Car Owner Finds Passive Aggressive Letter on Vehicle to Move Car, Responds With Note of Their Own
Published Aug. 2 2023, 4:40 p.m. ET
It's always a heart-sinking feeling whenever you're walking back to your car and you see a sheet of paper nestled under your windshield wiper.
It could be a flier for some lame bar party that promises ladies get to drink free for a 30-minute duration of the night, or even an advertisement from a local pizzeria offering coupons, but from a distance, any kind of sheet or sliver of anything immediately sets off alarm bells in your head and the only thought you have is: "please don't tell me that's a f---- ticket."
This is probably what was going through UK-based Reddit user @buenacarallobueno's head as they went out to their vehicle and saw a notice on their whip. Thankfully, it wasn't a citation or warning from their local law enforcement office, but rather a request from a seemingly random person asking them to move their vehicle.
The note simply reads: "Please move your car Thank you"
The Redditor must've found this request to be odd, which they explained why in a rejoinder that they subsequently wrote out by hand and plastered on their car, presumably in the hopes that that person who left the note on their vehicle would see at a later time.
OP's response read: "May I ask why? It's taxed, insured, and in the road I live in!"
They then let the aggrieved note-leaver know where they lived so that they could ring their doorbell and talk about the matter with them in person at the end of their letter.
"Paul (N. 31) Who are you?" they asked at the end of their note.
Apparently, there were a number of other folks who found themselves in similar situations and were more than willing to share their own parking anecdotes in the comments section of OP's post.
One person penned that there was some random stranger who left a note on their car who tried to make the notice seem as if it was official correspondence from the "Kent City Council."
What queued them into the fact that the letter was a fugazi was that the "spelling and grammar [in it] was terrible." What's more is that unlike the letter shown by OP, this commenter said that the individual who posed as a representative of the district they lived in, threatened that their car would be towed because it "was blocking a junction."
The Redditor, however, said that this wasn't the case, so instead they "graded" the poor syntax in the letter and simply wrote "could do better" on the note, leaving it on their windshield for the person who originally left it there to see.
It seems like other Reddit users who reside in Kent also had the same experience, all because they were renting a place in the area as opposed to owning it.
The correspondence left on their car referenced this fact and was filled with threats posing as official warnings from the county warning the individual not to leave their car parked in plain view of other people's domiciles.

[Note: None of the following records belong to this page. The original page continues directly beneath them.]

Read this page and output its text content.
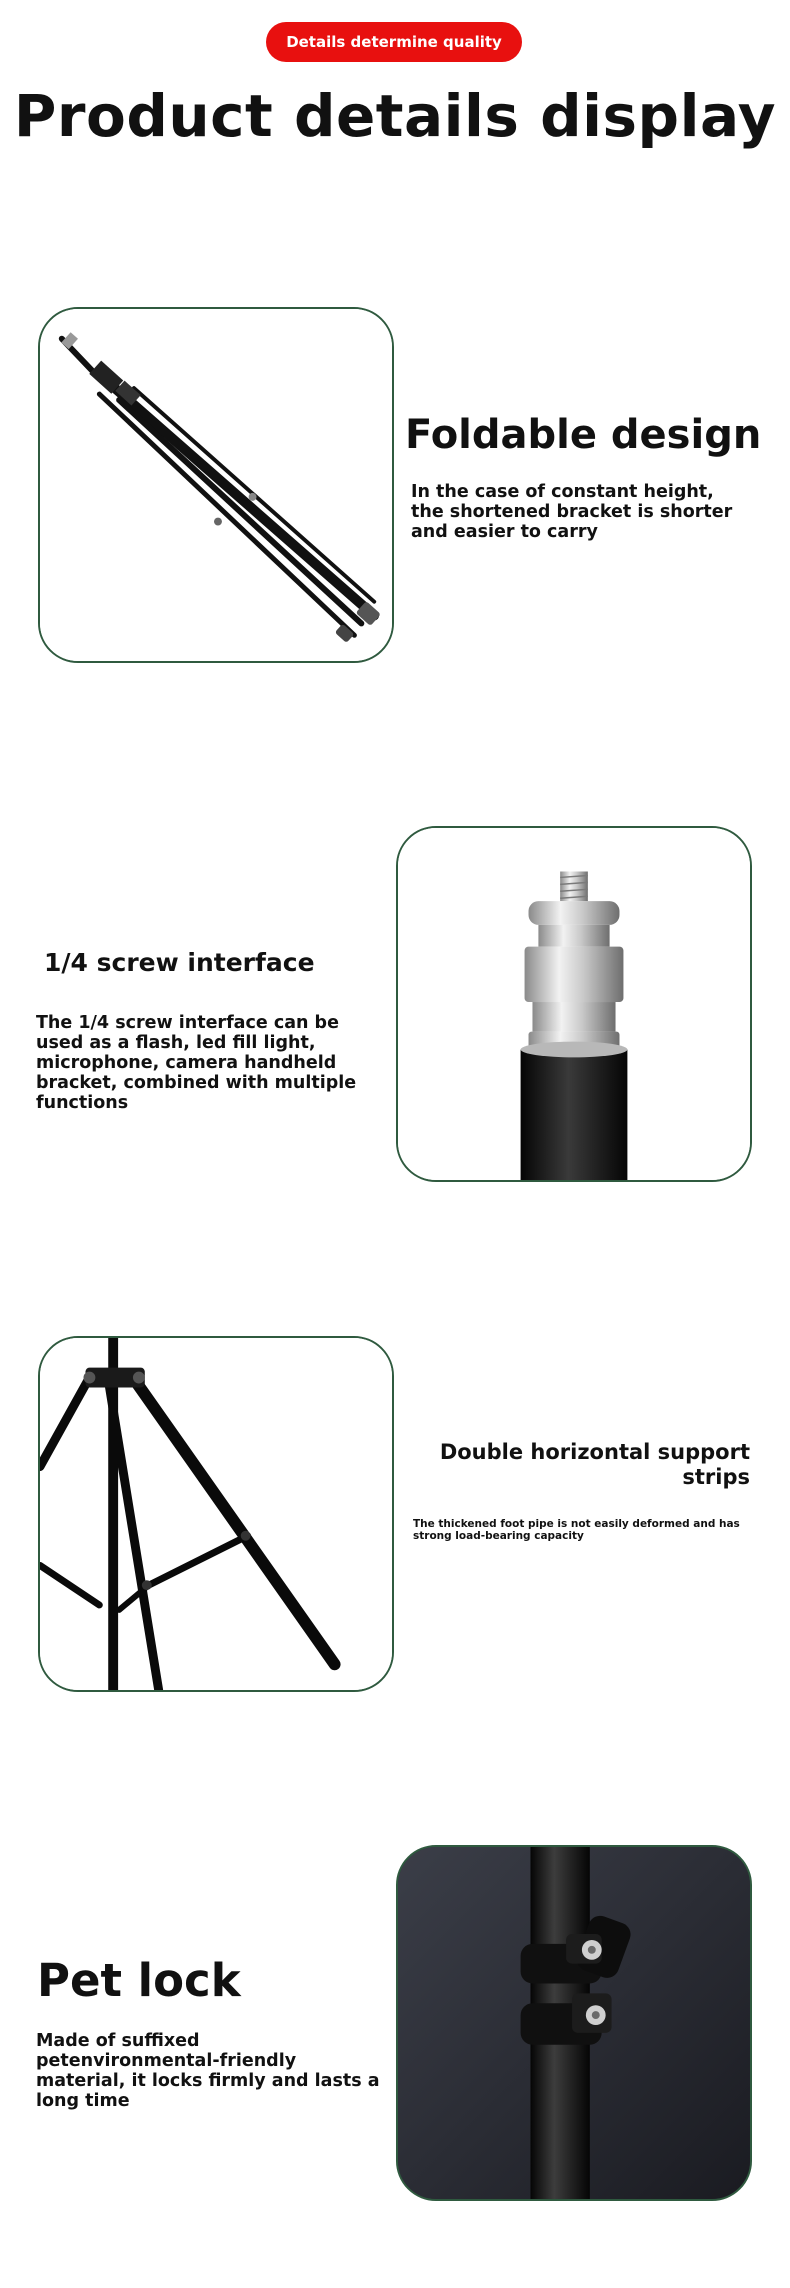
Details determine quality
Product details display
Foldable design

In the case of constant height, the shortened bracket is shorter and easier to carry

1/4 screw interface

The 1/4 screw interface can be used as a flash, led fill light, microphone, camera handheld bracket, combined with multiple functions

Double horizontal support strips

The thickened foot pipe is not easily deformed and has strong load-bearing capacity

Pet lock

Made of suffixed petenvironmental-friendly material, it locks firmly and lasts a long time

The letter-leaving ultimately stopped, the Redditor says, after they were able to record a woman leaving a letter on their car and let her know that they caught her in the act of doing so.
Weirdly enough, there are folks out there who try and scam people out of money by placing fake parking tickets on their vehicles. Local NBC news affiliate WHEC 10 posted a story highlighting how con artists were printing legitimate-looking parking tickets and placing them on people's windshields.
They did this in the hopes that people would fork over cash for the dupes, even including QR codes on the paper tickets that folks could then scan to fork over the money.
However, the telltale sign was that the tickets requested CashApp transactions, which is an enormous red flag.
Have you ever found a fake ticket placed on your windshield? Or a note from a neighbor who wasn't appreciative of where you left your vehicle?